In a Year of 13 Moon

A lingering question: how could anyone so softhearted truly fall in love with someone so ruthlessly devoted to capitalism as Anton? We finally see Anton, in what is the film’s only sort-of funny moment, one which comes right after Elvira has correctly given the ghoulish, all-access password “Bergen-Belsen” to Anton’s security guard. Anton, dressed in tennis whites, demands that his lackeys act out the “I Like to Hike” musical number from the 1955 Martin and Lewis film You're Never Too Young. This scene (and the act of performing it) begs comparisons to the mass gymnastic displays of the Hitler Youth, and the choreography and pageantry of Nazi ceremony. However, at its center is Anton, playing the Jerry Lewis character, a light-hearted, infantilized spastic. If underneath his character’s merciless Jewish stereotype exists this benign, cheerful persona, it makes sense why Erwin/Elvira is attracted to him. Perpetually physically uncomfortable and prone to second-guessing each sentence as soon as it has left her mouth, she sees past their superficial differences and finds a kindred, awkward spirit with his own mode of escape.

In a Year of 13 Moons is elegiac and complex, allowing a panoply of potential readings. (There’s probably even more to the Nazi references, for one thing, but that line of interpretation tends to straitjacket the film.
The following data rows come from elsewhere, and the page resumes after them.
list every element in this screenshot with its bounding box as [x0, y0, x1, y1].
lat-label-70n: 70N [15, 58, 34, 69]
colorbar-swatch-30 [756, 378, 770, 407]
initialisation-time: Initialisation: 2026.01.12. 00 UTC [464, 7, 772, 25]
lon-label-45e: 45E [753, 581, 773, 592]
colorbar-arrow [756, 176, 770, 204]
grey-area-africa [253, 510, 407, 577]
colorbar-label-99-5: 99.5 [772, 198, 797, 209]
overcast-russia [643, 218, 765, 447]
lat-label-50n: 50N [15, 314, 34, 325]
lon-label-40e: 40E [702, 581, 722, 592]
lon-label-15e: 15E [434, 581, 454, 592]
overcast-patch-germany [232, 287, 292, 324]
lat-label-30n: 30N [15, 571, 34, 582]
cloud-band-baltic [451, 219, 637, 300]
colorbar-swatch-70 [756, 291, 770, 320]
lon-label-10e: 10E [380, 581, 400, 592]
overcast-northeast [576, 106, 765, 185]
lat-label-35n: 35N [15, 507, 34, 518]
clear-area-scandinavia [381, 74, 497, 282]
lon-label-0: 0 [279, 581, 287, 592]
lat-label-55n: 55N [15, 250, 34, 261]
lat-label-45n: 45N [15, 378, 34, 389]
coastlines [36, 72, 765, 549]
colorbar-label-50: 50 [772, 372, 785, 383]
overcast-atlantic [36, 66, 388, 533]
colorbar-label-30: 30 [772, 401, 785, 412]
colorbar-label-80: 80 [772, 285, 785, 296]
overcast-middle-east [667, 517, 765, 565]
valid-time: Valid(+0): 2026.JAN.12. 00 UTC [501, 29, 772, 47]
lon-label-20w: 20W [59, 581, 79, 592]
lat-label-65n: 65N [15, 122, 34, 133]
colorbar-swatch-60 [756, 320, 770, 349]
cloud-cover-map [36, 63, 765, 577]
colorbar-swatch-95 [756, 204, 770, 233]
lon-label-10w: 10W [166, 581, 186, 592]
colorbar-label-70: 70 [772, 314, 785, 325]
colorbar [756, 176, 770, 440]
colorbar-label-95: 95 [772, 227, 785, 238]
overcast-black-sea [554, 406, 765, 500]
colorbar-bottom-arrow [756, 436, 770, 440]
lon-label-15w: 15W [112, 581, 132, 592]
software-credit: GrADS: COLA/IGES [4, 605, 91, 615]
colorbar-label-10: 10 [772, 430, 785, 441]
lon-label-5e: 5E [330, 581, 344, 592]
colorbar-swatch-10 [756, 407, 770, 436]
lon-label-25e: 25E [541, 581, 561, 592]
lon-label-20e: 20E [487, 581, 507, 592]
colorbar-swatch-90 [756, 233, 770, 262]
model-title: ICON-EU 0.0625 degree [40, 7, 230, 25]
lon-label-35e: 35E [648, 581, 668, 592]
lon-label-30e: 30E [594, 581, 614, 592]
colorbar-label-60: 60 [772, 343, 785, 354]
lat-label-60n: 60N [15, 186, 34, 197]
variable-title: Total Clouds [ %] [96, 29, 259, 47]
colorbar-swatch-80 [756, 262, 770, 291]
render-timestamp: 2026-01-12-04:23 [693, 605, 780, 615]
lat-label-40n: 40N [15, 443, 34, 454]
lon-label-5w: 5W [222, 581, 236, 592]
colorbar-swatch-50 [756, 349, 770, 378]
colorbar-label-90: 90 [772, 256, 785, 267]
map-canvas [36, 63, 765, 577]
Also, I’m not an expert, and I certainly don’t want to be.) If nothing else, it’s the most elegant release of grief transfigured into film, embodying its indiscriminate effects. This active grieving is most pronounced in the scene where Elvira and Zora visit a slaughterhouse (out of nostalgia for Elvira’s old profession), and Elvira is forced to shout her sweet remembrances of Christoph over the butchering. The single-tracking shot softens the blow of the twin aural and visual bombardment, the same sort of feeling that comes from seeing how Francis Bacon could so exquisitely render screaming mouths. The use of the Adagietto from Gustav Mahler’s “Fifth Symphony,” which plays under various scenes throughout the film, also provides a sweet counterpoint to the braying of German Christmas songs (which Elvira plays when she masturbates) or the shrieking in Suicide’s “Frankie Teardrop” (which plays while a gay man speaks about his time in a mental institution). The orchestral movement, which supposedly symbolizes the love Mahler felt for his wife, wordlessly imparts a tender sense of longing—again, Fassbinder’s earnestness, but made austere through music. Would that any of us were so lucky—or unlucky—to be loved by someone so talented so much.